Vroeger had ik een hamster. Ik was dol op het beestje. Ik moest ermee naar de dierenarts, vanwege een gezwel op zijn buikje. Het bleek een tumor. Daar kwam de arts achter door het diertje op te pakken, op zijn ruggetje te draaien en in zijn buik te knijpen.
Het beestje, dat nog nooit een geluidje had gemaakt, gilde het uit. Een hoge, bijna supersone uiting van pijn die door merg en been ging. Het akelige gepiep spookt nog altijd door mijn hoofd.
Tegenwoordig heb ik een hond en twee katten. Ik ben dol op de beestjes. Elke dag loop ik met de hond door de wijk. Soms loopt een van de katten ook mee. Een rustige, gezellige wandeling door een rustige gezellige buurt, zou je denken. Niets is minder waar.
Uit een voortuin doemt het op. Zonder waarschuwing. Dat geluid. Dat gegil. Ik hoor mijn lijdende huisdiertje. Ik ben weer terug in die kille ruimte, ik voel de angst, proef de kindertraantjes van weleer.
Een paar huizen verderop hoor ik het weer. En nog eens. En nog eens. Een kakofonie van krijsende tumorhamsters, iedere keer dat ik een ommetje maak.
Kattenverjagers, worden ze genoemd. De kleine, goedkope kastjes die tegenwoordig in talloze voortuinen prijken. Ze zenden een hoge frequentie uit die katten onprettig vinden en ze ervan weerhoudt in de tuin hun behoefte te doen. Niet te horen voor mensenoren. Althans, dat zeggen de makers van die ondingen.
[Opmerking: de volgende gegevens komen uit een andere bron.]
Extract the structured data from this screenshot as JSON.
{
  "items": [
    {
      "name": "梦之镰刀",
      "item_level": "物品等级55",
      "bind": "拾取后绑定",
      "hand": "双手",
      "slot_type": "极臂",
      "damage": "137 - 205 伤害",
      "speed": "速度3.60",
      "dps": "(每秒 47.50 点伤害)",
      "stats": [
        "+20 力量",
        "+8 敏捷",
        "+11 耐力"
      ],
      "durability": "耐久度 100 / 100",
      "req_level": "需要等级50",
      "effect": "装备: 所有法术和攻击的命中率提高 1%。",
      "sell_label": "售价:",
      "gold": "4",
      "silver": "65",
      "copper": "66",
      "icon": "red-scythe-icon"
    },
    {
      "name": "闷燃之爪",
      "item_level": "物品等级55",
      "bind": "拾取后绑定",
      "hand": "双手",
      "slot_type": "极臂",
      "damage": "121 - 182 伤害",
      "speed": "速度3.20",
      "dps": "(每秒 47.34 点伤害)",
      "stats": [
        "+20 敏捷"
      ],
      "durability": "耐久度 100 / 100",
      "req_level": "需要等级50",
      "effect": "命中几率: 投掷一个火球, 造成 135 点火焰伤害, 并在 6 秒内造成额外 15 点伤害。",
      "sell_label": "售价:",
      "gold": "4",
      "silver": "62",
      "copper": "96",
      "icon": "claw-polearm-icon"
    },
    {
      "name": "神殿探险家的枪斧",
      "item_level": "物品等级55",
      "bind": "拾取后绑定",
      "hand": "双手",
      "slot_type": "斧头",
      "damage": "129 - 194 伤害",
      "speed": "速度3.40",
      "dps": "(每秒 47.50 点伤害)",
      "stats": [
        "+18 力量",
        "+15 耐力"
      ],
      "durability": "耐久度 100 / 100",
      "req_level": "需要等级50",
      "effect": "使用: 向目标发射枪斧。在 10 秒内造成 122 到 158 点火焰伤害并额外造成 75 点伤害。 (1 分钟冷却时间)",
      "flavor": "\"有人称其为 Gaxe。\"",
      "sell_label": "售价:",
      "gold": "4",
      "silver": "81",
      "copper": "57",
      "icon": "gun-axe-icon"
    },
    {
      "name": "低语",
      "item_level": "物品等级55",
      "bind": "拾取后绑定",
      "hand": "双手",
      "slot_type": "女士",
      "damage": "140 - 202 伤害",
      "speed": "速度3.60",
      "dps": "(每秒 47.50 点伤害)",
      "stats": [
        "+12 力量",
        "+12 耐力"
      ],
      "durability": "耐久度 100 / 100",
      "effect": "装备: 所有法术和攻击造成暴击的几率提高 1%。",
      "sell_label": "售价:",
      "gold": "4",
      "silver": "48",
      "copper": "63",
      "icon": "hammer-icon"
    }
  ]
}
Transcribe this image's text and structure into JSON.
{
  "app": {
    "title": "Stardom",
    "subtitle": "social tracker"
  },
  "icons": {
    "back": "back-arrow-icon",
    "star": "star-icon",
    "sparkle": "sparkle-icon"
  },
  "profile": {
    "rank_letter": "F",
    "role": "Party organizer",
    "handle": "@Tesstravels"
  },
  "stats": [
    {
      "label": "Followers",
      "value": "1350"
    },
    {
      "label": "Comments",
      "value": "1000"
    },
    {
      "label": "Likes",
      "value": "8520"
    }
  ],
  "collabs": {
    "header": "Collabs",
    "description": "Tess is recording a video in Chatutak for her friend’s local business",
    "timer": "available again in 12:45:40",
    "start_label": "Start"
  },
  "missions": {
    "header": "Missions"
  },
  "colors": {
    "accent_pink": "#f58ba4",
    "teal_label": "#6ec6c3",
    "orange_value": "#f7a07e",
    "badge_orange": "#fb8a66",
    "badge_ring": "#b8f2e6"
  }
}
In de praktijk levert het vooral hoofdpijn en herleefde jeugdtrauma’s op. Ik hoor ze stuk voor stuk, die gillende kwakzalfkastjes. Alsof elke paar huizen een onzichtbare naald linea recta via mijn oor mijn hersenen in wordt geduwd.
En de kat, die gezellig meewandelt? Die loopt vrolijk de tuin in, krijsende hamsters of niet, en laat daar trots een drol achter. Effectief zijn ze niet, die kattenverjagers. Wel strontvervelend.